Qui suis-je ?

Psychologue clinicienne et psychothérapeute, mon profil hybride s’est construit sur différents territoires, guidé par la recherche d’émancipation individuelle et collective. Je suis une personne assignée femme, blanche et queer. Je suis diplômée des universités de Toulouse, de Barcelone et de Nîmes, en constante formation. Je parle français, espagnol et anglais.

Entrée à l’université avec le désir de comprendre la complexité des êtres humain·e·s, j’y ai trouvé une approche normative de la psychologie clinique qui ne répondait pas vraiment à mon envie de pouvoir accompagner la diversité des expériences. Une année d’Erasmus à Barcelone m’a permis d’élargir le champ des possibles : j’ai alors découvert des outils thérapeutiques, ainsi qu’un regard systémique et situé.
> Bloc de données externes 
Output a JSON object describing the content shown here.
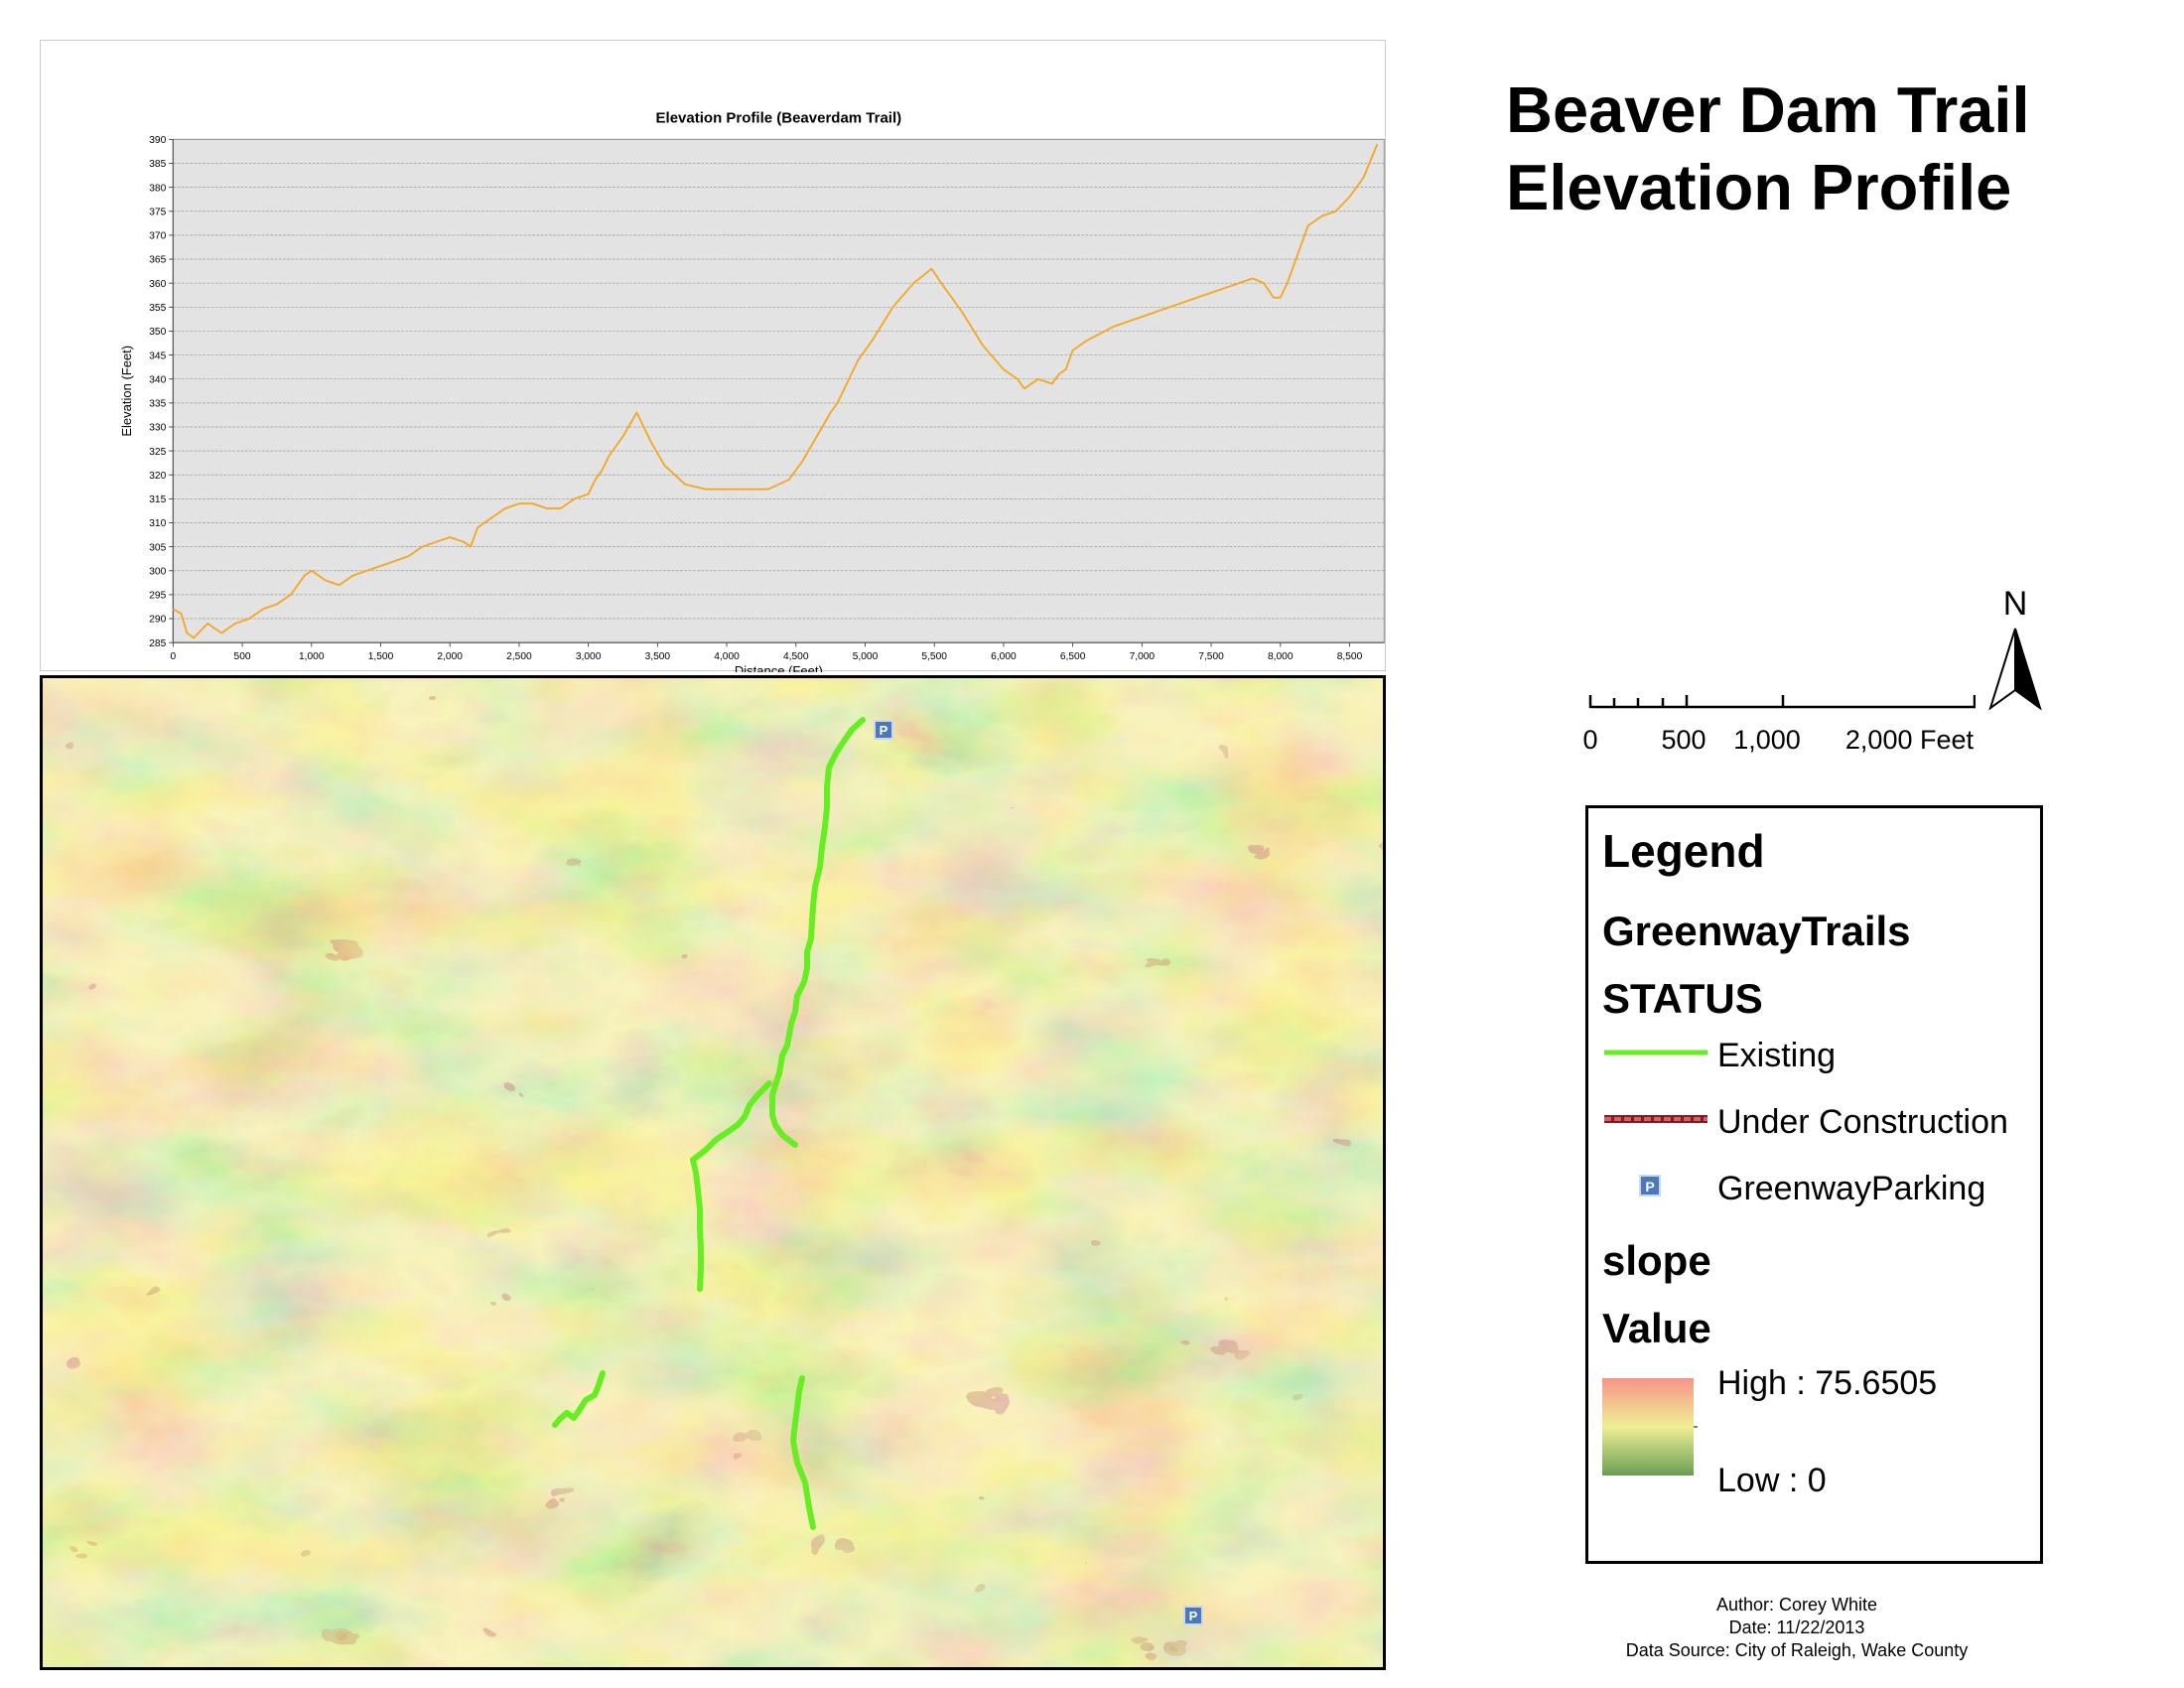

J’ai donc prolongé mon séjour dans cette université et dans cette ville, qui m’ont donné les clefs d’une analyse scientifique et politique de la réalité sociale, et de l’approche communautaire.

C’est pendant le confinement que je renoue avec le monde interne et la souffrance psychique. Je me forme alors à la psychologie clinique interculturelle et acquiers les bases d’une pratique thérapeutique décentrée, qui veille à ne pas systématiquement pathologiser ce qui sort de la norme établie.

Mes premières expériences professionnelles ont eu lieu en Guyane, particulièrement auprès de personnes concernées par les violences et le psycho-traumatisme. La conscientisation progressive de l’histoire coloniale et des privilèges que me donnait ma situation m’a conduit à quitter ce territoire, dans une recherche de cohérence.

Toujours animée par cette recherche de libération, je m’intéresse actuellement aux questions de réparation et de justice transformatrice, afin de pouvoir accompagner les désirs de changement.

 

Eléa Charrol psychologue clinicienne féministe située à Grenoble et en visio

Psychologue située et engagée

En consultant une psychologue queer, féministe, située et engagée, vous savez que vous n’avez pas à m’éduquer sur certains sujets, notamment ceux qui me concernent, ce qui peut amoindrir la charge mentale que représente le fait de devoir éduquer votre thérapeute.
Vous avez l’assurance d’être dans un espace où les vécus minoritaires ne sont pas pathologisés ou stigmatisés.
Vous avez accès à des ressources communautaires et à des savoirs collectifs produits par des personnes concernées.
Vous savez aussi que je partage éventuellement certaines expériences avec vous, bien que chaque vécu soit unique, ce qui peut être rassurant pour se livrer.

Cependant, cela représente aussi la possibilité de me croiser lors d’événements (manifestations, rassemblements…).

Si vous souhaitez engager une thérapie et que nous identifions des enjeux communautaires communs, nous prendrions cela en compte dans la définition du cadre pour maintenir la sécurité et la limite nécessaire à la thérapie.
Si nous identifions une trop grand proximité dans le réseau relationnel, je m’assurerais de vous transmettre les coordonnées de professionnel·le·s adapté·e·s qui puissent vous accompagner.